An accomplished employee nearing retirement recently left the same organization, due to what she described as a ‘mean girls’ culture.   When the complaint was brought to senior managers, they excused the behavior  as “the stress caused by recent department changes.”

Other explanations like “it’s a personality conflict” , or “society is so much ruder these days” are used to minimize bullying’s effects, and relieve us of the responsibility to intervene.    It’s always been scary to stand up to the bully, so it’s not surprising so many of us don’t.

Unfortunately, there’s no law yet holding employers accountable for the damage bullying causes. But awareness and advocacy can help.  The Workplace Bullying Institute,    http://www.workplacebullying.org, is a great resource for employees at every level of an organization. Reading more about bullying and it’s connection to abuse dynamics in families gave me a better understanding of my response to the the bullying occurring at the organization.  Most of us, after all,  have been in the roles of bully, target, silent witness, or protector at one time or another, and our roles in the workplace often mirror the ones we’ve experienced in our personal lives.

My willingness to risk inevitable retaliation came in part from growing self-confidence.  That said, I also believe the civil rights movements occurring over the last several months have really driven the point home to me.   I happened to be in Barcelona this summer when the Marriage Equality Act was passed in the US, and the feelings of joy and celebration were tinged with both relief and sadness for the injustices long borne.

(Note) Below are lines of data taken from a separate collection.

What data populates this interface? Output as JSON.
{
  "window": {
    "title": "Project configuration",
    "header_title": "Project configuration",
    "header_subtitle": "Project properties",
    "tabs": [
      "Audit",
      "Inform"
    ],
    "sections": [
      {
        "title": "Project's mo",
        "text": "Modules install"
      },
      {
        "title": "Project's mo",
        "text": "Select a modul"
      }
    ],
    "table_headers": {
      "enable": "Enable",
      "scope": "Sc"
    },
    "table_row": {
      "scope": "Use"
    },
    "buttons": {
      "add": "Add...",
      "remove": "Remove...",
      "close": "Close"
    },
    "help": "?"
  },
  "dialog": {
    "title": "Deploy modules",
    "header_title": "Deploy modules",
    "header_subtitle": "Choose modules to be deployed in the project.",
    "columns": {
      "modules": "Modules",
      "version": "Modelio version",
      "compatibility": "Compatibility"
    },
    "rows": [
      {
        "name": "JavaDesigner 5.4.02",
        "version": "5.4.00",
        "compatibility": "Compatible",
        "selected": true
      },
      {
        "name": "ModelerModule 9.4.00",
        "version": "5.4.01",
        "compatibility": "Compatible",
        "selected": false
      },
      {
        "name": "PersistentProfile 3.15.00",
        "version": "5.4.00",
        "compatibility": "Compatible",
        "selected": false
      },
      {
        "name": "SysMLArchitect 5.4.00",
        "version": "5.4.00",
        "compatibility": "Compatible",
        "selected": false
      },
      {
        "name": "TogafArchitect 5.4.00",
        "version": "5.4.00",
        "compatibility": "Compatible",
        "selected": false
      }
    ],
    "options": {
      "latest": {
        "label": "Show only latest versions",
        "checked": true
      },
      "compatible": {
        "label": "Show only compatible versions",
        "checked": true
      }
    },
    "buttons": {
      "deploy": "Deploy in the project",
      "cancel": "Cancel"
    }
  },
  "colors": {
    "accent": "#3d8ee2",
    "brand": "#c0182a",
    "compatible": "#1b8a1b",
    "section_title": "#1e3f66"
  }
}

The courage to protest injustice was again demonstrated in Baltimore, with those among more privileged groups joining hands with the marginalized.  So much bravery in the face of scorn and potential backlash…how could I remain silent?

Still too soon to know what kind of work – and how much – I’ll be able to do  in the future. While I’ll be wrestling with uncertainty for a while yet, I’m no longer wrestling with guilt.